Week 10 workbook and solutions

Joseph Bulbulia https://josephbulbulia.netlify.app (Victoria University of Wellington)https://www.wgtn.ac.nz
05-23-2021

Import the jittered NZAVS dataset

Show code
Show code
# read data

nz_0 <- as.data.frame(readr::read_csv2(
  url(
    "https://raw.githubusercontent.com/go-bayes/psych-447/main/data/nzj.csv"
  )
))

# to re-level kessler 6 variables
f <-
  c(
    "None Of The Time",
    "A Little Of The Time",
    "Some Of The Time",
    "Most Of The Time",
    "All Of The Time"
  )

# get data into shape
nz_cr <- nz_0 %>%
  dplyr::mutate_if(is.character, factor) %>%
  dplyr::select(
    -c(
      SWB.Kessler01,
      SWB.Kessler02,
      SWB.Kessler03,
      SWB.Kessler04,
      SWB.Kessler05,
      SWB.Kessler06
    )
  ) %>% 
  dplyr::mutate(Wave = as.factor(Wave)) %>%
  dplyr::mutate(FeelHopeless = forcats::fct_relevel(FeelHopeless, f)) %>%
  dplyr::mutate(FeelDepressed = forcats::fct_relevel(FeelDepressed, f)) %>%
  dplyr::mutate(FeelRestless = forcats::fct_relevel(FeelRestless, f)) %>%
  dplyr::mutate(EverythingIsEffort = forcats::fct_relevel(EverythingIsEffort, f)) %>%
  dplyr::mutate(FeelWorthless = forcats::fct_relevel(FeelWorthless, f)) %>%
  dplyr::mutate(FeelNervous = forcats::fct_relevel(FeelNervous, f)) %>%
  dplyr::mutate(Wave = as.factor(Wave)) %>%
  dplyr::mutate(male_id = as.factor(Male)) %>%
  dplyr::mutate(date = make_date(year = 2009, month = 6, day = 30) + TSCORE) %>%
  dplyr::mutate(
    FeelWorthless_int = as.integer(FeelWorthless),
    FeelNervous_int =  as.integer(FeelNervous),
    FeelHopeless_int =  as.integer(FeelHopeless),
    EverythingIsEffort_int =  as.integer(EverythingIsEffort),
    FeelRestless_int =  as.integer(FeelRestless),
    FeelDepressed_int =  as.integer(FeelDepressed),
    HLTH.Fatigue_int = as.integer(HLTH.Fatigue + 1)
  ) %>%
  dplyr::mutate( yearS = (TSCORE - min(TSCORE)/365) ) %>%
  dplyr::mutate(KESSLER6sum = as.integer(KESSLER6sum))
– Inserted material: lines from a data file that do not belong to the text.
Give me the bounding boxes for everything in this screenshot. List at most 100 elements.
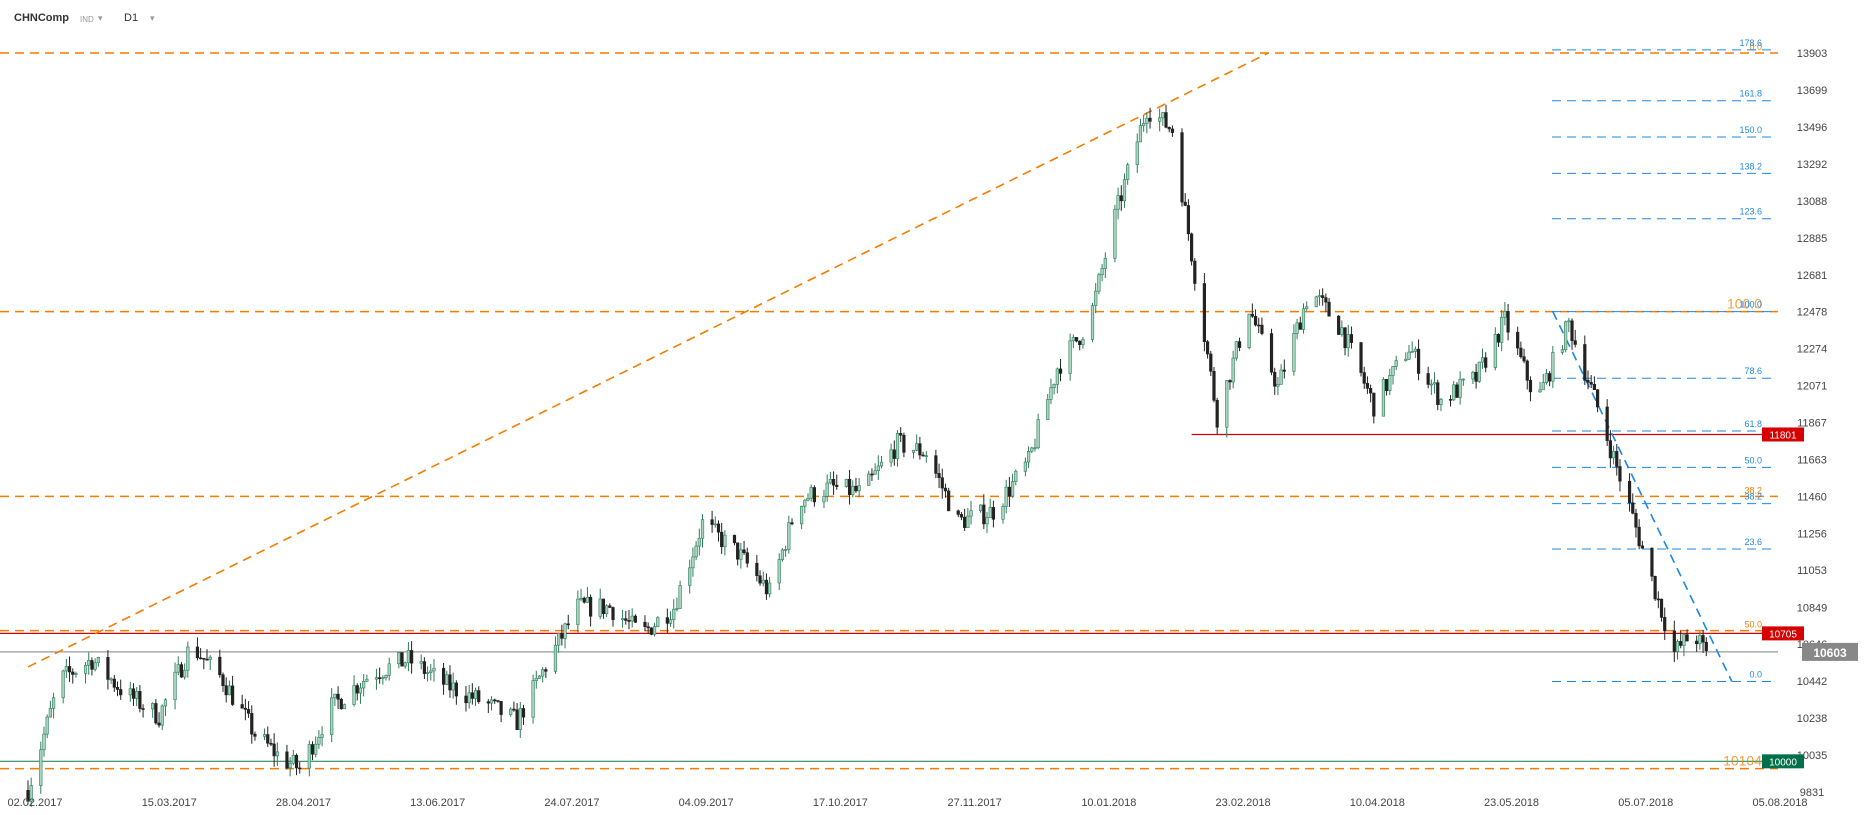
- candle-body: [1436, 382, 1440, 405]
- chevron-down-icon[interactable]: ▾: [98, 13, 103, 23]
- candle-body: [51, 697, 56, 709]
- candle-body: [844, 478, 848, 487]
- candle-body: [1004, 486, 1008, 507]
- candle-body: [601, 598, 606, 614]
- candle-body: [589, 596, 593, 617]
- candle-body: [221, 674, 225, 686]
- candle-body: [1548, 373, 1552, 382]
- x-tick-label: 23.02.2018: [1216, 797, 1271, 809]
- y-tick-label: 13292: [1797, 159, 1828, 171]
- candle-body: [310, 744, 315, 755]
- y-tick-label: 11867: [1797, 418, 1827, 430]
- candle-body: [93, 662, 97, 670]
- candle-body: [199, 657, 203, 660]
- candle-body: [541, 669, 545, 677]
- candle-body: [991, 507, 996, 520]
- candle-body: [809, 487, 813, 499]
- candle-body: [1605, 406, 1609, 441]
- y-tick-label: 12071: [1797, 380, 1828, 392]
- chevron-down-icon[interactable]: ▾: [150, 13, 155, 23]
- candle-body: [1340, 327, 1344, 335]
- price-badges: 11801 10705 10603 10000: [1762, 427, 1858, 769]
- candle-body: [969, 510, 973, 517]
- candle-body: [521, 708, 526, 718]
- candle-body: [1081, 339, 1085, 345]
- candle-body: [579, 597, 583, 600]
- candle-body: [128, 688, 132, 696]
- candle-body: [45, 716, 49, 735]
- candle-body: [202, 657, 206, 660]
- candle-body: [1014, 470, 1018, 482]
- candle-body: [307, 744, 311, 769]
- candle-body: [422, 661, 426, 674]
- candle-body: [499, 701, 503, 715]
- timeframe-selector[interactable]: D1: [124, 12, 139, 24]
- candle-body: [1122, 179, 1127, 202]
- candle-body: [486, 701, 490, 704]
- candle-body: [611, 607, 615, 621]
- candle-body: [934, 455, 938, 474]
- candle-body: [1385, 379, 1389, 391]
- candle-body: [764, 579, 769, 595]
- candle-body: [1001, 506, 1005, 520]
- candle-body: [1260, 324, 1264, 334]
- candle-body: [477, 690, 481, 702]
- candle-body: [1522, 356, 1526, 362]
- candle-body: [672, 608, 676, 621]
- candle-body: [96, 657, 100, 664]
- candle-body: [822, 496, 826, 503]
- candle-body: [1525, 360, 1529, 381]
- candle-body: [892, 449, 896, 459]
- candle-body: [1663, 617, 1667, 632]
- candle-body: [1471, 371, 1475, 380]
- candle-body: [812, 487, 816, 503]
- fib-level-label: 138.2: [1739, 161, 1762, 171]
- y-tick-label: 13088: [1797, 196, 1828, 208]
- candle-body: [710, 519, 714, 525]
- x-tick-label: 13.06.2017: [410, 797, 465, 809]
- price-badge: [1802, 642, 1858, 661]
- y-tick-label: 10442: [1797, 676, 1828, 688]
- candle-body: [1116, 195, 1120, 210]
- candle-body: [1372, 392, 1376, 417]
- candle-body: [1650, 547, 1654, 577]
- candle-body: [1634, 512, 1638, 528]
- candle-body: [1317, 295, 1322, 298]
- candle-body: [1269, 333, 1274, 373]
- candle-body: [1158, 117, 1162, 122]
- symbol-selector[interactable]: CHNComp: [14, 12, 69, 24]
- trendlines: [27, 52, 1733, 682]
- candle-body: [649, 627, 653, 635]
- candle-body: [1407, 351, 1411, 360]
- candle-body: [560, 633, 564, 639]
- candle-body: [266, 734, 270, 744]
- candle-body: [633, 615, 637, 623]
- candle-body: [739, 549, 743, 560]
- candle-body: [1429, 383, 1433, 386]
- candle-body: [608, 605, 612, 608]
- candle-body: [959, 514, 964, 518]
- candle-body: [915, 443, 919, 451]
- candle-body: [384, 675, 388, 678]
- candle-body: [720, 531, 724, 548]
- candle-body: [1592, 384, 1596, 390]
- candle-body: [582, 597, 586, 603]
- candle-body: [924, 455, 928, 457]
- candle-body: [598, 598, 602, 617]
- candle-body: [553, 644, 558, 672]
- price-badge-label: 10705: [1769, 629, 1797, 640]
- candle-body: [1145, 117, 1149, 124]
- candle-body: [464, 695, 468, 704]
- candle-body: [1055, 368, 1059, 385]
- y-tick-label: 13496: [1797, 122, 1828, 134]
- x-tick-label: 28.04.2017: [276, 797, 331, 809]
- fib-level-label: 150.0: [1739, 125, 1762, 135]
- candle-body: [1078, 340, 1082, 345]
- candle-body: [406, 650, 411, 664]
- candle-body: [1519, 347, 1523, 358]
- candle-body: [183, 669, 187, 678]
- candle-body: [67, 666, 72, 673]
- candle-body: [1404, 358, 1408, 361]
- candle-body: [243, 707, 247, 710]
## if you do anything with covid (warning, such a model would be tricky)

ord_dates_class <- c("Baseline",
                     "PreCOVID",
                     "JanFeb",
                     "EarlyMarch",
                     "Lockdown",
                     "PostLockdown")

nzl <- nz_cr %>%
  dplyr::filter(YearMeasured == 1) %>%
  dplyr::mutate(yearS = (TSCORE - min(TSCORE)/365)) %>%
  dplyr::mutate(WSCORE = as.factor(WSCORE)) %>%
  dplyr::mutate(Covid_Timeline =
                  as.factor(ifelse(
                    TSCORE %in% 3896:3921,
                    # feb 29 - march 25th
                    "EarlyMarch",
                    ifelse(
                      TSCORE %in% 3922:3954,
                      "Lockdown",
                      #march 26- Mon 27 April 2020
                      ifelse(
                        TSCORE > 3954,
                        # after april 27th 20202
                        "PostLockdown",
                        ifelse(
                          TSCORE %in% 3842:3895,
                          # jan 6 to feb 28
                          "JanFeb",
                          ifelse(TSCORE %in% 3665:3841 &
                                   Wave == 2019,
                                 "PreCOVID",
                                 "Baseline"  # 3672 TSCORE or  20 July 2019))))))))
                          )
                        )
                      )
                    ))))%>%
  dplyr::mutate(Covid_Timeline = forcats::fct_relevel(Covid_Timeline, ord_dates_class))%>%
  dplyr::mutate(Id = factor(Id))

Assessment

Information

Link to the NZAVS data dictionary is here

Link to questions only here

Create a distill website

  1. Create a distill website see

  2. Create a postcard for yourself [see](https://alison.rbind.io/post/2020-12-22-postcards-distill/

  3. Set up your distill webpage with your postcard on github: see

  4. Publish your postcard

Note you do not need to publish a personal website if you don’t wish to do so. We can assess you on the basis of a publishable website. Please see us for help.

Create a distill report

  1. Using the nzl dataset or another dataset of your choice, write a varying intercept/varying slope model.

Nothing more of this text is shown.